I received an Advanced Readers Copy of this book via First To Read for my honest review on this book. This story is about the Alter family - Arthur, Francine, Maggie, and Ethan. They are torn apart after Francine's death and Arthur's affair. Arthur tries to pull his family back together for his own selfish reasons. Though during this weekend with his children, they all come to learn things about themselves as they are pushed to their emotional limits. I didn't really like the book, to be honest. I'm hovering between 2 out of 5 stars and 3 out of 5 stars and keep changing it, because I can't decide. The last 50% of the book was enjoyable. I had trouble pushing through the first half. There was nothing ~happening.~ There was a lot of background that didn't seem to fit together until the second half of the book. There was too much jumping between perspectives and shifting times in history without a literary reason I could see. My biggest peeve with the book was the choice of vocabulary. Ridker is a wonderful writer and clearly has a large vocabulary. But I felt in portions that I was reading through a book where someone got their hands too closely on a thesaurus. I haven't had to look up a word in a book in ages. In general, even if there is a word I am not familiar with, I am trained enough in picking up the meaning based on context clues. There were at least two occasions in this book where that was not possible. And while I am not necessarily complaining about learning new words, it made the book much less accessible than literature of this type needs to be or should be. The Alters were all very unlikable to me with no redeeming qualities. Perhaps the point, but I can't say I found anything about any of them altruistic.
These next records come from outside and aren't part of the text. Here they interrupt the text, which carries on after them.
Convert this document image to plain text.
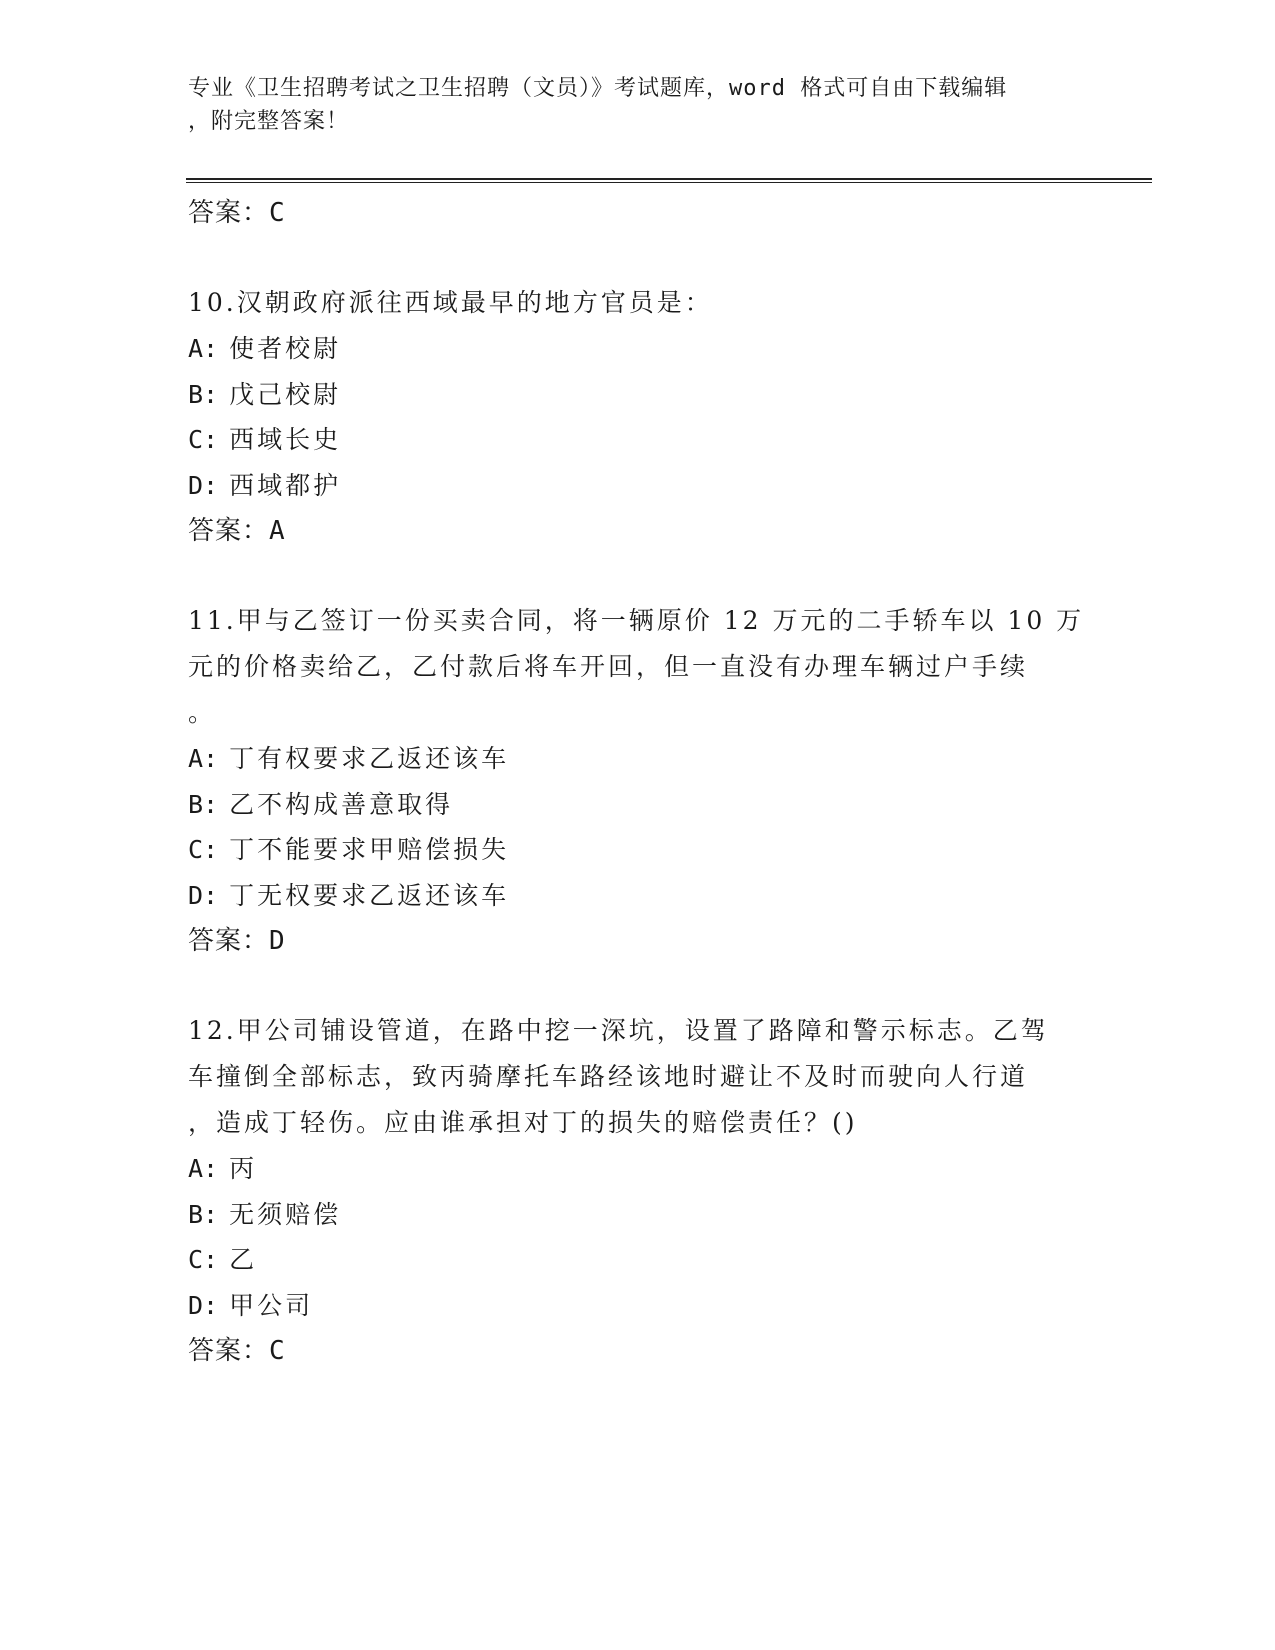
专业《卫生招聘考试之卫生招聘（文员）》考试题库，word 格式可自由下载编辑
，附完整答案！
答案：C
10.汉朝政府派往西域最早的地方官员是：
A: 使者校尉
B: 戊己校尉
C: 西域长史
D: 西域都护
答案：A
11.甲与乙签订一份买卖合同，将一辆原价 12 万元的二手轿车以 10 万
元的价格卖给乙，乙付款后将车开回，但一直没有办理车辆过户手续
。
A: 丁有权要求乙返还该车
B: 乙不构成善意取得
C: 丁不能要求甲赔偿损失
D: 丁无权要求乙返还该车
答案：D
12.甲公司铺设管道，在路中挖一深坑，设置了路障和警示标志。乙驾
车撞倒全部标志，致丙骑摩托车路经该地时避让不及时而驶向人行道
，造成丁轻伤。应由谁承担对丁的损失的赔偿责任？()
A: 丙
B: 无须赔偿
C: 乙
D: 甲公司
答案：C
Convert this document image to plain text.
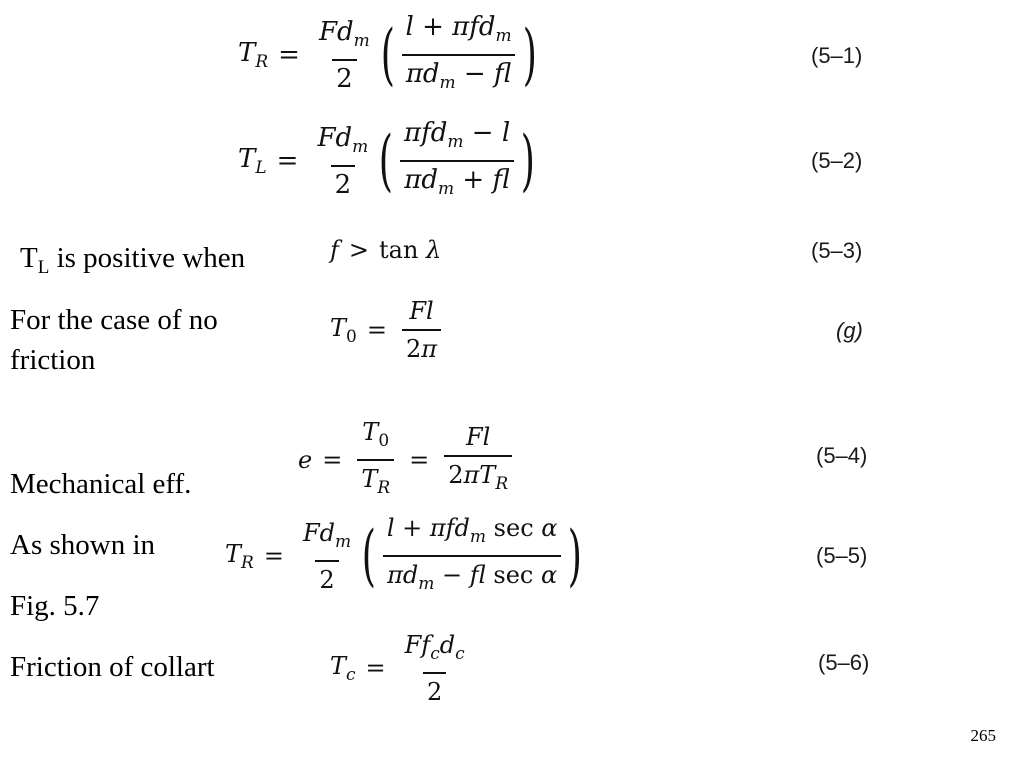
$T_R = \frac{Fd_m}{2}$ ( $\frac{l + \pi fd_m}{\pi d_m - fl}$ )	(5–1)
$T_L = \frac{Fd_m}{2}$ ( $\frac{\pi fd_m - l}{\pi d_m + fl}$ )	(5–2)
$T_L$ is positive when	f > tan λ	(5–3)
For the case of no
friction
$T_0 = \frac{Fl}{2\pi}$	(g)
$e = \frac{T_0}{T_R} = \frac{Fl}{2\pi T_R}$	(5–4)
Mechanical eff.
As shown in	$T_R = \frac{Fd_m}{2}$ ( $\frac{l + \pi fd_m \sec \alpha}{\pi d_m - fl \sec \alpha}$ )	(5–5)
Fig. 5.7
Friction of collart	$T_c = \frac{Ff_cd_c}{2}$	(5–6)
265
I really wanted to like this book. It is the first time I have ever received an ARC, so I was quite excited. However, I immensely disliked this book. The word choice is stiff and pompous, the writing style does not flow, and I found the characters to be insufferable. Firstly, this book is wordy in an unnecessary way. It makes it incredibly difficult to read. I’m a firm believer that books should be accessible to everyone, and I also believe that it’s a wonderful thing that there are different levels of books. Every reader deserves a challenge, but this book is beyond a challenge. The vocabulary is difficult to the point of taking away from the actual plotline. In addition to being wordy, the writing style has no flow. It feels like a brick wall of text being thrown at the reader. I had to go back and read half the pages several times before I finally absorbed what they said. Lastly, none of the characters spoke to me. I didn’t form any attachments. The author could’ve killed everyone off mid-book, and my only response would’ve been as follows: “Wait? It’s over. Finally!” Every character felt irredeemably selfish, self important, and bland. They’re rather static. In conclusion, I would give this book 0.5/5 stars. It just wasn't for me.